Mcclain stroked his dog tags before tucking them down the neck of his shirt. “Aw hell, Willie I don’t know. Four. It was four.”
“Four,” I said mocking his lack of confidence.
“Four, Willie. Now back off.”
I knew he wasn’t certain, and the look I gave him said as much. But I never was one for arguing. Especially with Mcclain. In a way, he was the closest thing I ever had to a little brother. “Alright, finish gun prep and gimme two charges on the back of that shell. I wanna be ready when we get the call in.” Mcclain moved like molasses over biscuits. I don’t blame him.
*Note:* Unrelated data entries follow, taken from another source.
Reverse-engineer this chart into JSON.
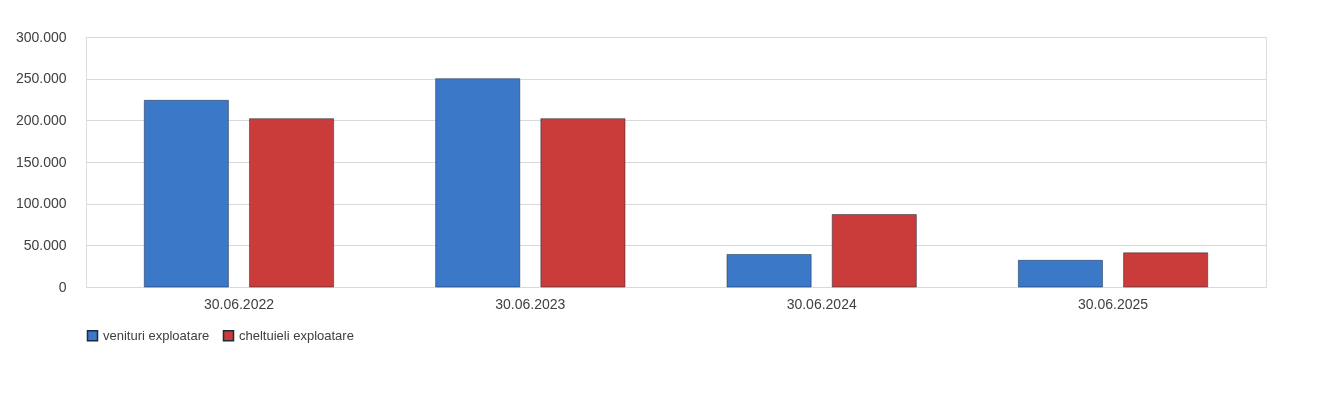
{
  "chart_data": {
    "type": "bar",
    "categories": [
      "30.06.2022",
      "30.06.2023",
      "30.06.2024",
      "30.06.2025"
    ],
    "series": [
      {
        "name": "venituri exploatare",
        "color": "#3b78c8",
        "values": [
          224000,
          250000,
          39000,
          32000
        ]
      },
      {
        "name": "cheltuieli exploatare",
        "color": "#c93c3a",
        "values": [
          202000,
          202000,
          87000,
          41000
        ]
      }
    ],
    "ylim": [
      0,
      300000
    ],
    "yticks": [
      {
        "value": 0,
        "label": "0"
      },
      {
        "value": 50000,
        "label": "50.000"
      },
      {
        "value": 100000,
        "label": "100.000"
      },
      {
        "value": 150000,
        "label": "150.000"
      },
      {
        "value": 200000,
        "label": "200.000"
      },
      {
        "value": 250000,
        "label": "250.000"
      },
      {
        "value": 300000,
        "label": "300.000"
      }
    ],
    "grid": "y",
    "legend": "bottom"
  }
}
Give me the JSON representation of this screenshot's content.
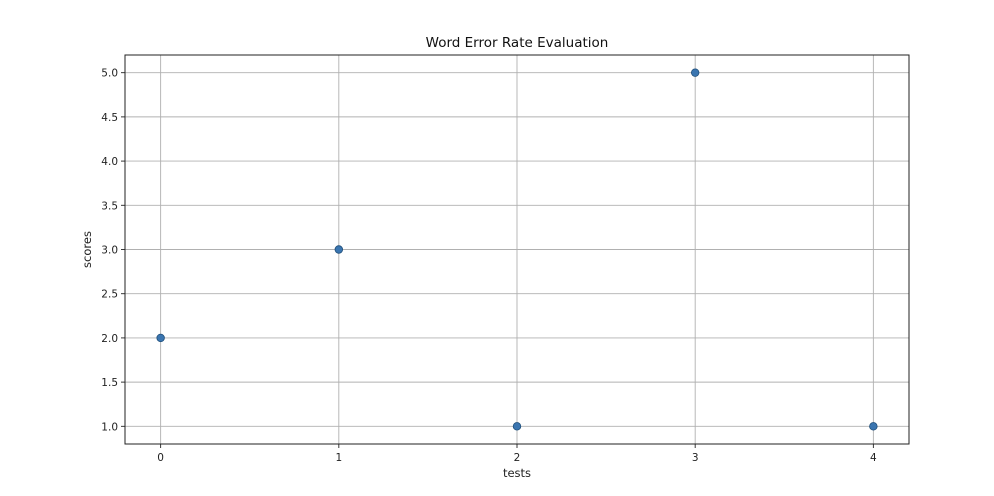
{
  "chart_data": {
    "type": "scatter",
    "title": "Word Error Rate Evaluation",
    "xlabel": "tests",
    "ylabel": "scores",
    "x": [
      0,
      1,
      2,
      3,
      4
    ],
    "y": [
      2.0,
      3.0,
      1.0,
      5.0,
      1.0
    ],
    "xlim": [
      -0.2,
      4.2
    ],
    "ylim": [
      0.8,
      5.2
    ],
    "x_ticks": [
      0,
      1,
      2,
      3,
      4
    ],
    "x_tick_labels": [
      "0",
      "1",
      "2",
      "3",
      "4"
    ],
    "y_ticks": [
      1.0,
      1.5,
      2.0,
      2.5,
      3.0,
      3.5,
      4.0,
      4.5,
      5.0
    ],
    "y_tick_labels": [
      "1.0",
      "1.5",
      "2.0",
      "2.5",
      "3.0",
      "3.5",
      "4.0",
      "4.5",
      "5.0"
    ],
    "grid": true,
    "point_color": "#3a75b0"
  }
}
Gun testing the cannons wasn’t typically all that exciting.
The coordinates came in over the radio and we started cranking. “Ready three,” I said as Mcclain rested the back of the shell on the cannon barrel. “Fire three.” The sound of metal sliding on metal lasted until the charges met the back of the cannon. A thump you could feel in your chest and a puff of smoke later and the shell was sent. There are some sounds you never forget. Somehow they get etched on a list in your mind and no matter how much time passes or in how bad of shape your memory gets, you can always remember those sounds. For me, the sound of an M106 mortar launching three feet from my face is on that list. Mcclain started to light a cigarette as we stood there waiting to hear from the forward observer. We heard from him alright.
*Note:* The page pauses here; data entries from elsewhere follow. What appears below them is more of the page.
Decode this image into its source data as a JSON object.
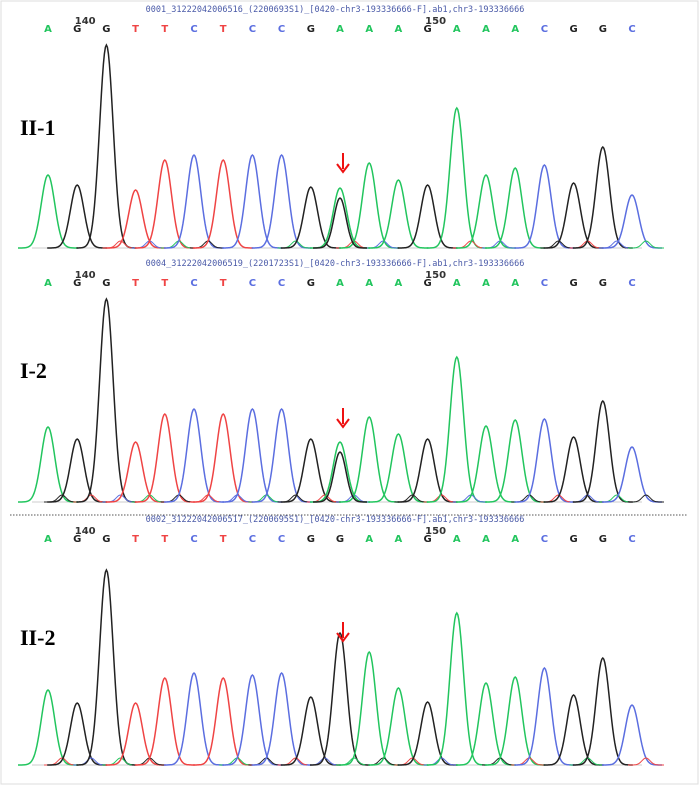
{
  "panels": [
    {
      "label": "II-1",
      "header": "0001_31222042006516_(2200693S1)_[0420-chr3-193336666-F].ab1,chr3-193336666",
      "ticks": [
        "140",
        "150"
      ],
      "bases": [
        "A",
        "G",
        "G",
        "T",
        "T",
        "C",
        "T",
        "C",
        "C",
        "G",
        "A",
        "A",
        "A",
        "G",
        "A",
        "A",
        "A",
        "C",
        "G",
        "G",
        "C"
      ]
    },
    {
      "label": "I-2",
      "header": "0004_31222042006519_(2201723S1)_[0420-chr3-193336666-F].ab1,chr3-193336666",
      "ticks": [
        "140",
        "150"
      ],
      "bases": [
        "A",
        "G",
        "G",
        "T",
        "T",
        "C",
        "T",
        "C",
        "C",
        "G",
        "A",
        "A",
        "A",
        "G",
        "A",
        "A",
        "A",
        "C",
        "G",
        "G",
        "C"
      ]
    },
    {
      "label": "II-2",
      "header": "0002_31222042006517_(2200695S1)_[0420-chr3-193336666-F].ab1,chr3-193336666",
      "ticks": [
        "140",
        "150"
      ],
      "bases": [
        "A",
        "G",
        "G",
        "T",
        "T",
        "C",
        "T",
        "C",
        "C",
        "G",
        "G",
        "A",
        "A",
        "G",
        "A",
        "A",
        "A",
        "C",
        "G",
        "G",
        "C"
      ]
    }
  ]
}
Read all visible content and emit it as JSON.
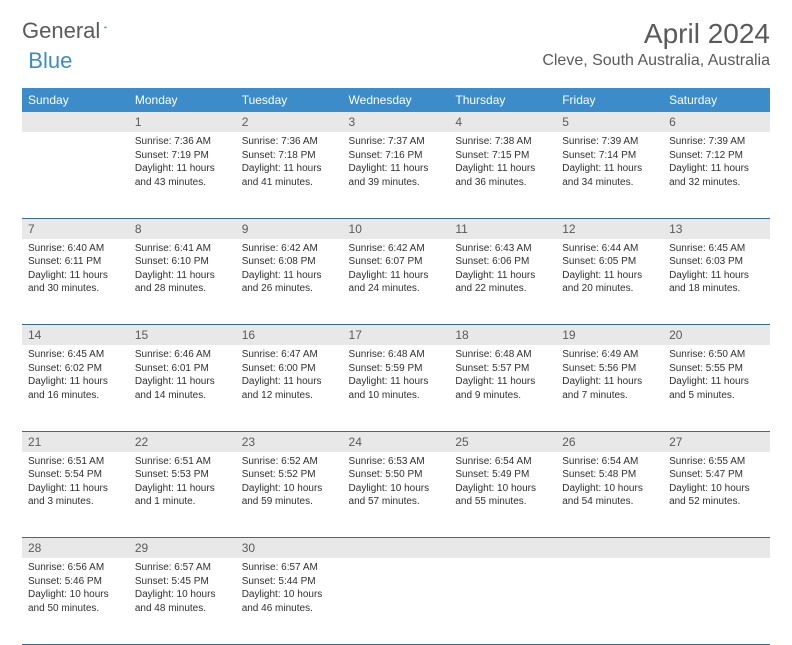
{
  "brand": {
    "part1": "General",
    "part2": "Blue"
  },
  "title": "April 2024",
  "location": "Cleve, South Australia, Australia",
  "colors": {
    "header_bg": "#3b8cc9",
    "header_text": "#ffffff",
    "daynum_bg": "#e8e8e8",
    "border": "#3b6a94",
    "text": "#303030",
    "muted": "#5a5a5a"
  },
  "weekdays": [
    "Sunday",
    "Monday",
    "Tuesday",
    "Wednesday",
    "Thursday",
    "Friday",
    "Saturday"
  ],
  "weeks": [
    [
      null,
      {
        "n": "1",
        "sunrise": "7:36 AM",
        "sunset": "7:19 PM",
        "daylight": "11 hours and 43 minutes."
      },
      {
        "n": "2",
        "sunrise": "7:36 AM",
        "sunset": "7:18 PM",
        "daylight": "11 hours and 41 minutes."
      },
      {
        "n": "3",
        "sunrise": "7:37 AM",
        "sunset": "7:16 PM",
        "daylight": "11 hours and 39 minutes."
      },
      {
        "n": "4",
        "sunrise": "7:38 AM",
        "sunset": "7:15 PM",
        "daylight": "11 hours and 36 minutes."
      },
      {
        "n": "5",
        "sunrise": "7:39 AM",
        "sunset": "7:14 PM",
        "daylight": "11 hours and 34 minutes."
      },
      {
        "n": "6",
        "sunrise": "7:39 AM",
        "sunset": "7:12 PM",
        "daylight": "11 hours and 32 minutes."
      }
    ],
    [
      {
        "n": "7",
        "sunrise": "6:40 AM",
        "sunset": "6:11 PM",
        "daylight": "11 hours and 30 minutes."
      },
      {
        "n": "8",
        "sunrise": "6:41 AM",
        "sunset": "6:10 PM",
        "daylight": "11 hours and 28 minutes."
      },
      {
        "n": "9",
        "sunrise": "6:42 AM",
        "sunset": "6:08 PM",
        "daylight": "11 hours and 26 minutes."
      },
      {
        "n": "10",
        "sunrise": "6:42 AM",
        "sunset": "6:07 PM",
        "daylight": "11 hours and 24 minutes."
      },
      {
        "n": "11",
        "sunrise": "6:43 AM",
        "sunset": "6:06 PM",
        "daylight": "11 hours and 22 minutes."
      },
      {
        "n": "12",
        "sunrise": "6:44 AM",
        "sunset": "6:05 PM",
        "daylight": "11 hours and 20 minutes."
      },
      {
        "n": "13",
        "sunrise": "6:45 AM",
        "sunset": "6:03 PM",
        "daylight": "11 hours and 18 minutes."
      }
    ],
    [
      {
        "n": "14",
        "sunrise": "6:45 AM",
        "sunset": "6:02 PM",
        "daylight": "11 hours and 16 minutes."
      },
      {
        "n": "15",
        "sunrise": "6:46 AM",
        "sunset": "6:01 PM",
        "daylight": "11 hours and 14 minutes."
      },
      {
        "n": "16",
        "sunrise": "6:47 AM",
        "sunset": "6:00 PM",
        "daylight": "11 hours and 12 minutes."
      },
      {
        "n": "17",
        "sunrise": "6:48 AM",
        "sunset": "5:59 PM",
        "daylight": "11 hours and 10 minutes."
      },
      {
        "n": "18",
        "sunrise": "6:48 AM",
        "sunset": "5:57 PM",
        "daylight": "11 hours and 9 minutes."
      },
      {
        "n": "19",
        "sunrise": "6:49 AM",
        "sunset": "5:56 PM",
        "daylight": "11 hours and 7 minutes."
      },
      {
        "n": "20",
        "sunrise": "6:50 AM",
        "sunset": "5:55 PM",
        "daylight": "11 hours and 5 minutes."
      }
    ],
    [
      {
        "n": "21",
        "sunrise": "6:51 AM",
        "sunset": "5:54 PM",
        "daylight": "11 hours and 3 minutes."
      },
      {
        "n": "22",
        "sunrise": "6:51 AM",
        "sunset": "5:53 PM",
        "daylight": "11 hours and 1 minute."
      },
      {
        "n": "23",
        "sunrise": "6:52 AM",
        "sunset": "5:52 PM",
        "daylight": "10 hours and 59 minutes."
      },
      {
        "n": "24",
        "sunrise": "6:53 AM",
        "sunset": "5:50 PM",
        "daylight": "10 hours and 57 minutes."
      },
      {
        "n": "25",
        "sunrise": "6:54 AM",
        "sunset": "5:49 PM",
        "daylight": "10 hours and 55 minutes."
      },
      {
        "n": "26",
        "sunrise": "6:54 AM",
        "sunset": "5:48 PM",
        "daylight": "10 hours and 54 minutes."
      },
      {
        "n": "27",
        "sunrise": "6:55 AM",
        "sunset": "5:47 PM",
        "daylight": "10 hours and 52 minutes."
      }
    ],
    [
      {
        "n": "28",
        "sunrise": "6:56 AM",
        "sunset": "5:46 PM",
        "daylight": "10 hours and 50 minutes."
      },
      {
        "n": "29",
        "sunrise": "6:57 AM",
        "sunset": "5:45 PM",
        "daylight": "10 hours and 48 minutes."
      },
      {
        "n": "30",
        "sunrise": "6:57 AM",
        "sunset": "5:44 PM",
        "daylight": "10 hours and 46 minutes."
      },
      null,
      null,
      null,
      null
    ]
  ],
  "labels": {
    "sunrise": "Sunrise:",
    "sunset": "Sunset:",
    "daylight": "Daylight:"
  }
}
“What the hell was that?!?” The FO’s voice came over the radio static and Mcclain went white. “You idiots just blew up my jeep!” Now, it was typical for the FO to sit in his jeep and call out coordinates, but for some reason, today he had decided to stretch his legs. He had parked the jeep a ways off from where he wanted to be, walked about a hundred paces up on a hill side, and had started calling in the coordinates. Imagine his surprise when a M106 mortar shell landed behind him and consumed his jeep in a ball of fire, smoke, and smoldering metal. Apparently he was only a few yards away from the kill zone. I don’t know why he got out of that jeep that day. Maybe it was the Lord, or maybe it was just dumb luck if there is such a thing. I’m just glad he did.
“FO, we got a calibration issue with one of the guns,” I said, holding the radio and staring down Mcclain.
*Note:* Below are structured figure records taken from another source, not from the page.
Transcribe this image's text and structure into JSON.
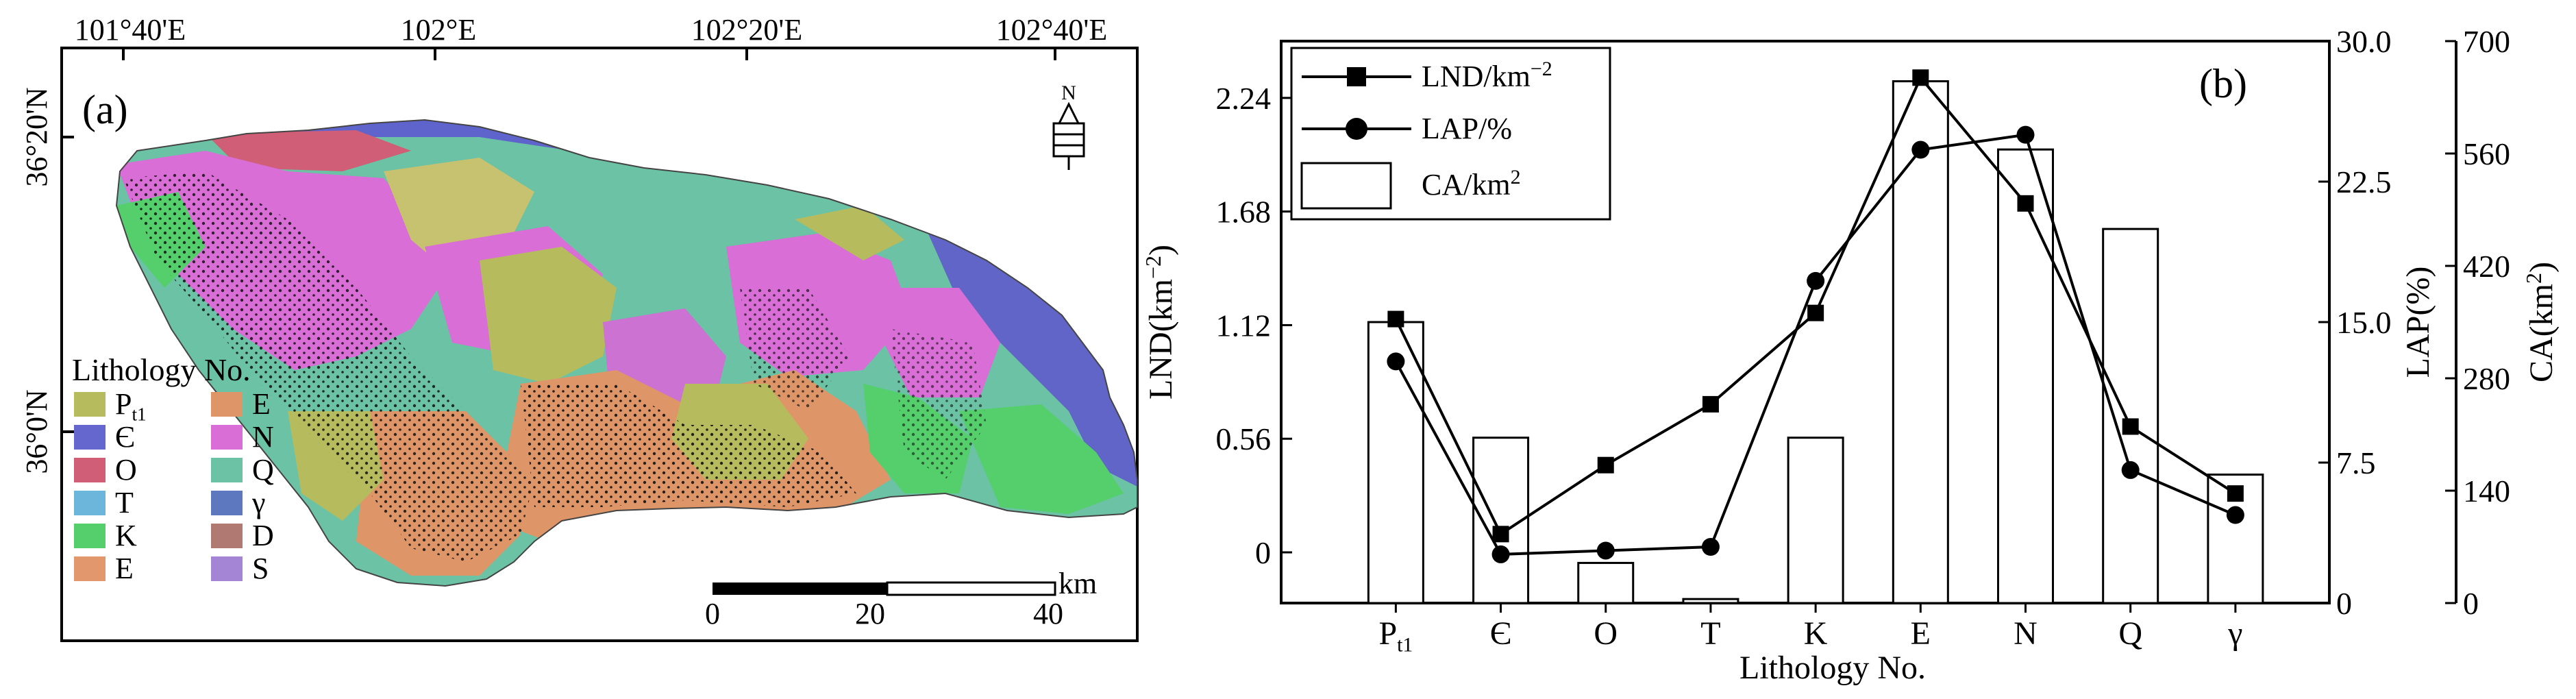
{
  "panel_a": {
    "label": "(a)",
    "lon_ticks": [
      "101°40'E",
      "102°E",
      "102°20'E",
      "102°40'E"
    ],
    "lat_ticks": [
      "36°20'N",
      "36°0'N"
    ],
    "legend_title": "Lithology No.",
    "legend_items": [
      {
        "label": "Pt1",
        "main": "P",
        "sub": "t1",
        "color": "#b6bc5e"
      },
      {
        "label": "E",
        "main": "E",
        "sub": "",
        "color": "#de9668"
      },
      {
        "label": "Є",
        "main": "Є",
        "sub": "",
        "color": "#6567cf"
      },
      {
        "label": "N",
        "main": "N",
        "sub": "",
        "color": "#d86ed6"
      },
      {
        "label": "O",
        "main": "O",
        "sub": "",
        "color": "#cf5e76"
      },
      {
        "label": "Q",
        "main": "Q",
        "sub": "",
        "color": "#6bc2a4"
      },
      {
        "label": "T",
        "main": "T",
        "sub": "",
        "color": "#6cb6dc"
      },
      {
        "label": "γ",
        "main": "γ",
        "sub": "",
        "color": "#5e78c0"
      },
      {
        "label": "K",
        "main": "K",
        "sub": "",
        "color": "#54cf6c"
      },
      {
        "label": "D",
        "main": "D",
        "sub": "",
        "color": "#b07a72"
      },
      {
        "label": "E",
        "main": "E",
        "sub": "",
        "color": "#e2986c"
      },
      {
        "label": "S",
        "main": "S",
        "sub": "",
        "color": "#a484d4"
      }
    ],
    "scalebar": {
      "unit": "km",
      "ticks": [
        "0",
        "20",
        "40"
      ]
    },
    "north_label": "N"
  },
  "chart_data": {
    "type": "bar",
    "panel_label": "(b)",
    "categories": [
      "Pt1",
      "Є",
      "O",
      "T",
      "K",
      "E",
      "N",
      "Q",
      "γ"
    ],
    "category_display": [
      {
        "main": "P",
        "sub": "t1"
      },
      {
        "main": "Є",
        "sub": ""
      },
      {
        "main": "O",
        "sub": ""
      },
      {
        "main": "T",
        "sub": ""
      },
      {
        "main": "K",
        "sub": ""
      },
      {
        "main": "E",
        "sub": ""
      },
      {
        "main": "N",
        "sub": ""
      },
      {
        "main": "Q",
        "sub": ""
      },
      {
        "main": "γ",
        "sub": ""
      }
    ],
    "xlabel": "Lithology No.",
    "series": [
      {
        "name": "CA/km2",
        "legend_main": "CA/km",
        "legend_sup": "2",
        "kind": "bar",
        "axis": "right2",
        "values": [
          350,
          206,
          50,
          5,
          206,
          650,
          565,
          466,
          160
        ]
      },
      {
        "name": "LND/km-2",
        "legend_main": "LND/km",
        "legend_sup": "−2",
        "kind": "line",
        "marker": "square",
        "axis": "left",
        "values": [
          1.15,
          0.09,
          0.43,
          0.73,
          1.18,
          2.34,
          1.72,
          0.62,
          0.29
        ]
      },
      {
        "name": "LAP/%",
        "legend_main": "LAP/%",
        "legend_sup": "",
        "kind": "line",
        "marker": "circle",
        "axis": "right1",
        "values": [
          12.9,
          2.6,
          2.8,
          3.0,
          17.2,
          24.2,
          25.0,
          7.1,
          4.7
        ]
      }
    ],
    "axes": {
      "left": {
        "label": "LND(km−2)",
        "label_main": "LND(km",
        "label_sup": "−2",
        "label_tail": ")",
        "ylim": [
          -0.25,
          2.52
        ],
        "ticks": [
          "0",
          "0.56",
          "1.12",
          "1.68",
          "2.24"
        ],
        "tick_values": [
          0,
          0.56,
          1.12,
          1.68,
          2.24
        ]
      },
      "right1": {
        "label": "LAP(%)",
        "ylim": [
          0,
          30
        ],
        "ticks": [
          "0",
          "7.5",
          "15.0",
          "22.5",
          "30.0"
        ],
        "tick_values": [
          0,
          7.5,
          15,
          22.5,
          30
        ]
      },
      "right2": {
        "label": "CA(km2)",
        "label_main": "CA(km",
        "label_sup": "2",
        "label_tail": ")",
        "ylim": [
          0,
          700
        ],
        "ticks": [
          "0",
          "140",
          "280",
          "420",
          "560",
          "700"
        ],
        "tick_values": [
          0,
          140,
          280,
          420,
          560,
          700
        ]
      }
    },
    "legend_placement": "top-left",
    "grid": false
  }
}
“You’re damn right you do. You almost sent me home in a box.” The FO was hot as a screw in a tin roof in the Florida summer sun. And he had every right to be. “Send someone to come get me outta here.”
“Yessir.” I said setting the radio down.
Mcclain scratched his neck and gave his cigarette another puff. “Like I said, Willie, three’s a little off.” His smile was stupid, but contagious.
“Three, huh,” I said trying not to grin.